In the case at bar, petitioner has fallen far short of meeting that standard. For one thing, he failed to object to the trial court's ruling at trial, so this claim is procedurally barred. The Appellate Division stated that Vega's Sandoval claim had not been preserved for review, due to his failure to make a contemporaneous objection. This ground is therefore barred by the procedural default doctrine, which provides that “a federal habeas court generally may not review a claim on the merits, 7 even if it is exhausted, if the state court decision rejecting that claim ‘rests on a state law ground that is independent of the federal question and adequate to support the judgment.'” Lomaglio v. Annucci, No. 17-CV-6395, 2021 WL 1720808, at *4 (W.D.N.Y. Apr. 30, 2021) (quoting Coleman v. Thompson, 501 U.S. 722, 729 (1991)).
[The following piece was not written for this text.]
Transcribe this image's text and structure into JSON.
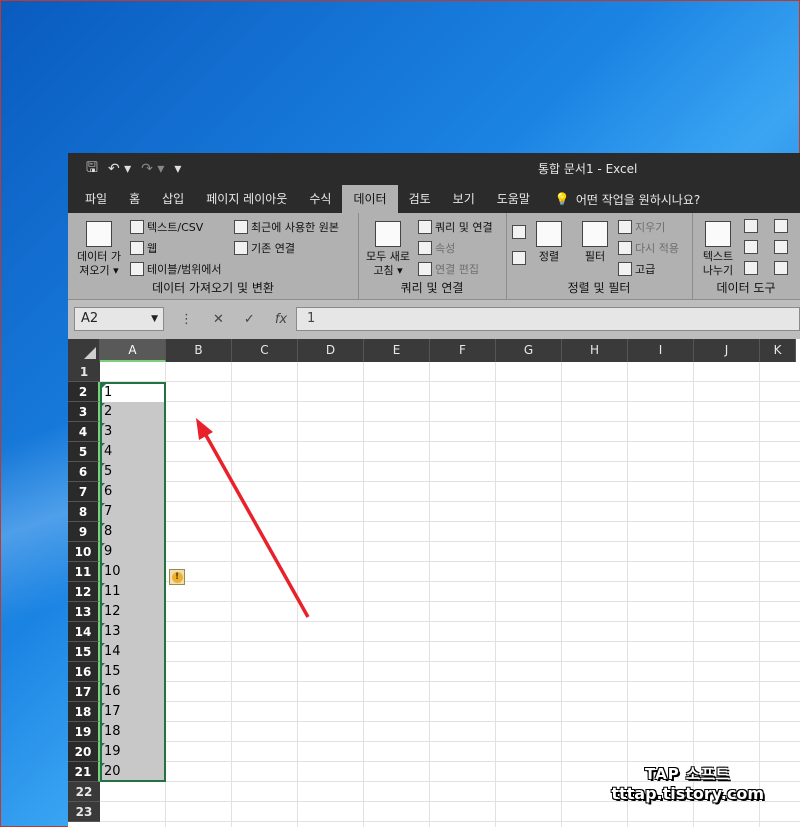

Moreover, the claim is plainly meritless. As respondent points out in its brief, Vega testified in his direct examination that he was in prison for a conviction of criminal contempt based on violating an order of protection. In any event, the jury obviously knew that Vega had a criminal history, since he was in prison at the time of the shank incident. If anything, revealing the fact that he was serving a sentence for contempt may have inured to his benefit, since the jury would not have been left wondering if he were in prison for a far more serious crime. Finally, the trial court issued a limiting instruction to the effect that the evidence was solely to be considered for the purpose of evaluating Vega's credibility, which was entirely proper.
D. Vega's Sentence
In his fourth and final ground for relief, Vega asserts that his sentence was unduly harsh and excessive. It is well settled that such a claim may not be raised as grounds for habeas corpus relief if the sentence is within the range prescribed by state law. See White v. Keane, 969 F.2d 1381, 1383 (2d Cir. 1992); Major v. Lamanna, No. 18-cv-418, 2021 WL 4267851, at *15 (N.D.N.Y. Sept. 3, 2021). This contention therefore presents no ground for habeas relief. 8
CONCLUSION
For all the reasons stated above, there is no basis to grant habeas corpus relief in this case. Therefore, the petition for a writ of habeas corpus (Dkt. #1) is DENIED. The Court also denies issuance of a certificate of appealability because petitioner has failed to make a substantial showing of the denial of any constitutional right.